It was an old tutor of mine, down in Falmouth, Cornwall, who first introduced me to the Quiet Carriage. We were going up to Exeter in the summertime, to meet with some other course mates on the Masters course I was taking. I can’t remember if we’d agreed to travel up together – his stop was a few after mine – but I do remember him looking at me, his face in disbelief and shock: You didn’t book a reservation on the Quiet Carriage?
I don’t remember what I did – probably shrugged and ignored it, as with most things. But soon after, I did book myself a reservation on the Quiet Car and what a revelation. Peace, serenity, no tables of people drinking beer out of cans and jeering at one another! I know my hearing isn’t great, but the quiet car is more than just quiet – everyone gets on, takes their seat, and for the duration of the journey they are silent and still.
I travel frequently between London and Glasgow. Glasgow is another city in the UK where I’ve lived, had a life, and keep, if not a life then certainly a shadow of a life, sleeping cryogenically until I need to warm it back into being. Anyhow, the train out of Euston up to Glasgow Central is proof of the glories of the Quiet Car. I remember telling The Mom about how things take a turn for the worst at Carlisle, and it was one of those things she accepted as random information and generally ignored it. Until it popped up in one of the chick books she likes reading in summer.

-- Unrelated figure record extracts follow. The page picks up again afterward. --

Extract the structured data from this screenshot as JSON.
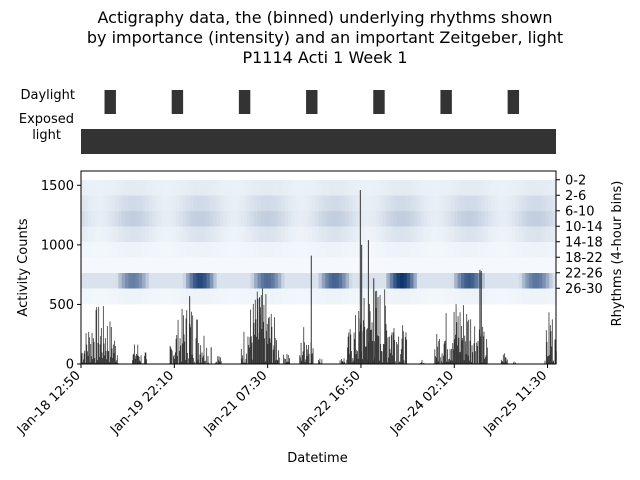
{
  "title_lines": [
    "Actigraphy data, the (binned) underlying rhythms shown",
    "by importance (intensity) and an important Zeitgeber, light",
    "P1114 Acti 1 Week 1"
  ],
  "colors": {
    "bar": "#333333",
    "heatmap_low": "#f7fbff",
    "heatmap_high": "#08306b",
    "axis": "#000000"
  },
  "chart_data": [
    {
      "type": "timeline",
      "row_labels": [
        "Daylight",
        "Exposed light"
      ],
      "daylight_periods": [
        {
          "start": 0.35,
          "end": 0.52
        },
        {
          "start": 1.35,
          "end": 1.52
        },
        {
          "start": 2.35,
          "end": 2.52
        },
        {
          "start": 3.35,
          "end": 3.52
        },
        {
          "start": 4.35,
          "end": 4.52
        },
        {
          "start": 5.35,
          "end": 5.52
        },
        {
          "start": 6.35,
          "end": 6.52
        }
      ],
      "exposed_light": {
        "start": 0.0,
        "end": 7.07
      },
      "x_unit": "days since Jan-18 12:50"
    },
    {
      "type": "bar",
      "xlabel": "Datetime",
      "ylabel": "Activity Counts",
      "ylim": [
        0,
        1620
      ],
      "yticks": [
        0,
        500,
        1000,
        1500
      ],
      "xlim": [
        0,
        7.07
      ],
      "xticks": [
        {
          "value": 0,
          "label": "Jan-18 12:50"
        },
        {
          "value": 1.389,
          "label": "Jan-19 22:10"
        },
        {
          "value": 2.778,
          "label": "Jan-21 07:30"
        },
        {
          "value": 4.167,
          "label": "Jan-22 16:50"
        },
        {
          "value": 5.556,
          "label": "Jan-24 02:10"
        },
        {
          "value": 6.944,
          "label": "Jan-25 11:30"
        }
      ],
      "activity_bursts": [
        {
          "start": 0.0,
          "end": 0.55,
          "peak": 510
        },
        {
          "start": 0.75,
          "end": 0.9,
          "peak": 210
        },
        {
          "start": 0.93,
          "end": 0.97,
          "peak": 120
        },
        {
          "start": 1.32,
          "end": 1.9,
          "peak": 530
        },
        {
          "start": 2.0,
          "end": 2.08,
          "peak": 100
        },
        {
          "start": 2.38,
          "end": 2.95,
          "peak": 650
        },
        {
          "start": 3.0,
          "end": 3.1,
          "peak": 150
        },
        {
          "start": 3.25,
          "end": 3.45,
          "peak": 410
        },
        {
          "start": 3.52,
          "end": 3.58,
          "peak": 160
        },
        {
          "start": 3.85,
          "end": 3.92,
          "peak": 110
        },
        {
          "start": 3.95,
          "end": 4.85,
          "peak": 680
        },
        {
          "start": 5.05,
          "end": 5.1,
          "peak": 40
        },
        {
          "start": 5.25,
          "end": 6.05,
          "peak": 600
        },
        {
          "start": 6.25,
          "end": 6.35,
          "peak": 120
        },
        {
          "start": 6.43,
          "end": 6.46,
          "peak": 80
        },
        {
          "start": 6.9,
          "end": 7.07,
          "peak": 500
        }
      ],
      "spikes": [
        {
          "x": 3.42,
          "y": 910
        },
        {
          "x": 4.15,
          "y": 1460
        },
        {
          "x": 4.17,
          "y": 1000
        },
        {
          "x": 4.27,
          "y": 1040
        },
        {
          "x": 4.35,
          "y": 720
        },
        {
          "x": 5.93,
          "y": 790
        },
        {
          "x": 5.95,
          "y": 780
        },
        {
          "x": 1.93,
          "y": 140
        },
        {
          "x": 2.65,
          "y": 560
        },
        {
          "x": 1.61,
          "y": 570
        }
      ]
    },
    {
      "type": "heatmap",
      "ylabel": "Rhythms (4-hour bins)",
      "ytick_labels": [
        "0-2",
        "2-6",
        "6-10",
        "10-14",
        "14-18",
        "18-22",
        "22-26",
        "26-30"
      ],
      "bins": 8,
      "row_profiles": [
        {
          "bin": 0,
          "base": 0.05,
          "pulse": 0.03
        },
        {
          "bin": 1,
          "base": 0.06,
          "pulse": 0.1
        },
        {
          "bin": 2,
          "base": 0.07,
          "pulse": 0.15
        },
        {
          "bin": 3,
          "base": 0.04,
          "pulse": 0.08
        },
        {
          "bin": 4,
          "base": 0.02,
          "pulse": 0.02
        },
        {
          "bin": 5,
          "base": 0.01,
          "pulse": 0.0
        },
        {
          "bin": 6,
          "base": 0.42,
          "pulse": 0.5
        },
        {
          "bin": 7,
          "base": 0.02,
          "pulse": 0.02
        }
      ]
    }
  ]
}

I remember she came rushing over, stabbing her index fingers at the book with force: “Ah! Look! Carlisle on the train! Nightmare of a place!”
Anyhow, if booked on the regular carriages, at Carlisle, there seems to be hoards of teenagers hired to board the train, complete with cans of lager (Tenents usually) and infest the journey: they drink, they shout, sometimes they sing, they are generally loud and obnoxious – and Glasgow is still a fair ways off.
But if you’re in the Quiet Car, you remain blissfully unaware of this phenomenon.
Recently, I was travelling from Bristol to London. I booked myself into the Quiet Car, and prepared to settle in for the nearly two-hour journey with my laptop and some work. And then from behind me, voices. As the train hadn’t left the station, I let it pass, thinking that once the train got going, the British voices I heard – one thick West Country, the deep tenor of an old dear on a rare journey into the big city – would surely settle into the rhythm of the train and quietly enjoy the journey.
But no! The talking continued. In fact, it may have grown louder. I turned to see where the voices were coming from and caught the gaze of a woman seated opposite me. Our eyes grew wide, indicating how inappropriate this talking was, and we both shook our heads as if to say, ‘How rude!’ But of course, this is Britain, and the idea that one could reasonably stand up, go over to these chatty Cathies and politely remind them that this was the Quiet Car was out of our grasp. Other people got on at the next stop – Bath Spa – sat near the talkers, and once they learned there was no end to the talking did the most British of things – they got up and sat somewhere else.
My hearing is not so good, but I could hear these old women. In fairness, they were utterly delighted with one another and having a grand old time. I don’t think they knew each other before getting on the train, but once we arrived in London, I felt certain they would be fast friends. The part of my mind that is nice, didn’t begrudge them their growing friendship. The part of my brain that hates dull stories and loud noise wanted to throttle them.
As we continued on towards London, I kept trying to think of how best to say to them to shut up or move to a different carriage. This was in the first few days of Brexit, and I was slightly anxious about my accent: you never know who you might meet on the train, it could be transporting rabid Brexiters, looking for any opportunity to berate a foreginer. I remained silent.
Somewhere around Swindon or Didcot Parkway, or one of the in-between stations that to me are just names and not actually places, an old gent got on our carriage. Navy blue blazer, double breasted, gold buttons. After the train got started and the women got back to talking, he marched down the aisle and said to them: “Ladies, I remind you this is the Quiet Carriage!”
There were chastened murmurs and the talking stopped. The rest of the journey was peaceful.
I told The Mom about this and she shook her head.
“Oh, don’t worry,” I said. “When you come to visit, we aren’t taking the Quiet Car. You can feel free to chat.”